Airtel Payments Bank has no plan to become a small finance bank, MD and CEO Anubrata Biswas said in an interview with Moneycontrol. Unlike payments banks, small finance banks are allowed to extend credit.
The small finance bank model in no way applies to Airtel Payments Bank, Biswas said on August 21. Biswas added that it is deepening its product suite across two sets, including loan process/products and insurance.
The unlisted entity of the Bharti Group said its profit grew by 143 percent on a year-on-year basis and revenue increased to Rs 400 crore for the first quarter of FY24. Customer deposits at Airtel Payments grew to Rs 1,922 crore and it now has 55.4 million monthly transacting users. Edited excerpts:
Do you have any plans to become a small finance bank?
We do not have any plan to become a small finance bank as we don't believe that the small finance bank model in any way is applicable to Airtel Payments Bank. Also, we firmly believe that we will be able to drive more value and impact if we're allowed to, as a payment bank, only micro lend. So our thought processes and actions are guided by that view.

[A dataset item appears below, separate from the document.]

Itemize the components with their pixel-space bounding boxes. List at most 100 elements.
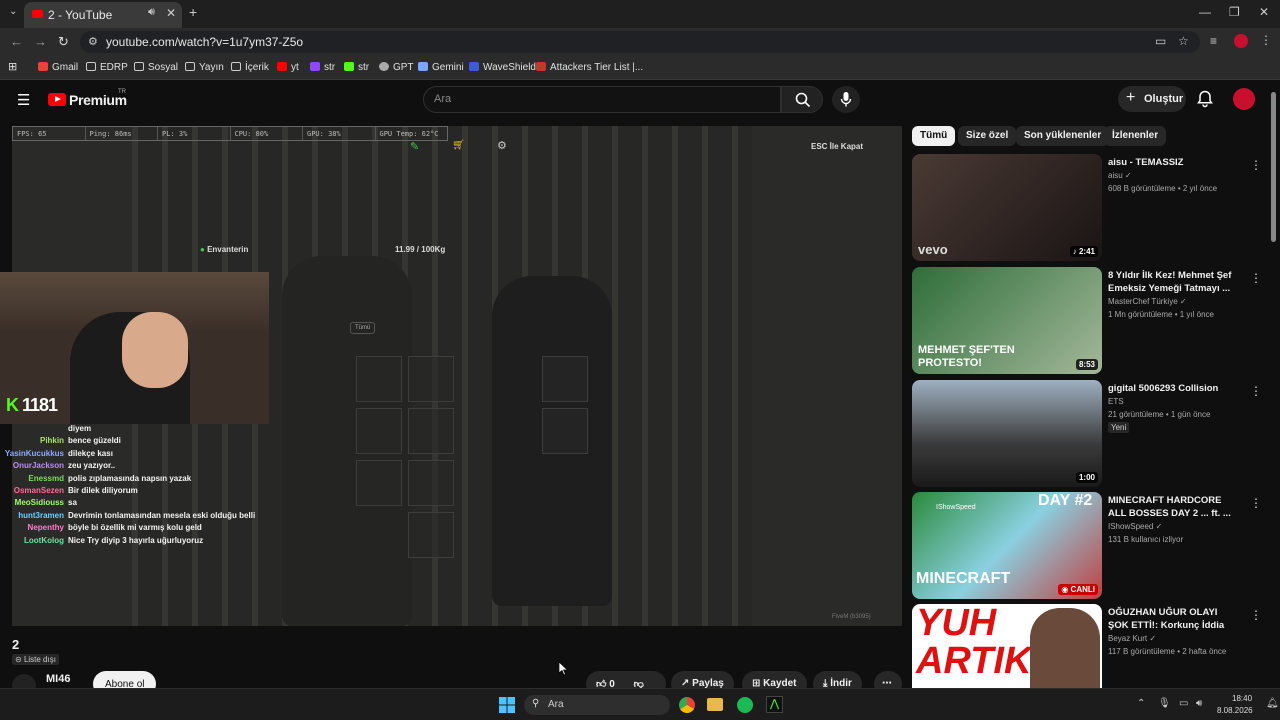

What is your outlook on overall growth for the next financial year?
In Q1 of FY24, we are seeing a very strong rural proposition where we give access to consumers and have created banking points close to them. Also, the urban proposition where we give a safe, secondary digital banking account – this is seeing a very strong uptick.
Therefore, we see a lot of momentum even going ahead. It's our first Rs 400 crore revenue quarter and this is a YoY growth rate of 40 percent.
What kind of projects are in the pipeline to keep up this momentum?
One is in our rural proposition, we are launching a debit card and we are expanding our banking penetration more.
Second, on our digital side, we are actually launching better interfaces and experiences that will culminate in a new digital banking proposition in Q3 of FY24. Third, we are deepening our product suite across these two sets, including process/products of loans and insurance.
What's the status of your IPO plan?
There is no plan for the next 2-3 years. Though I can't place any timeline year to it, it will be based on so many things – market timing, market conditions, etc. One thing I can tell you is that the bank will eventually list – there is no question about that. It will be difficult to predict the timeframe.
Why have payment banks not been able to survive?
One has to be very clear that this model is a low-cost-per-user and a low revenue-per-user model. Right now, lower costs for users will not happen unless you onboard a large number of users and spend that amount of time over the years. So payment banks who didn't want to do that sort of parked the model. Players who were clear about it spent that time and now all of them are profitable.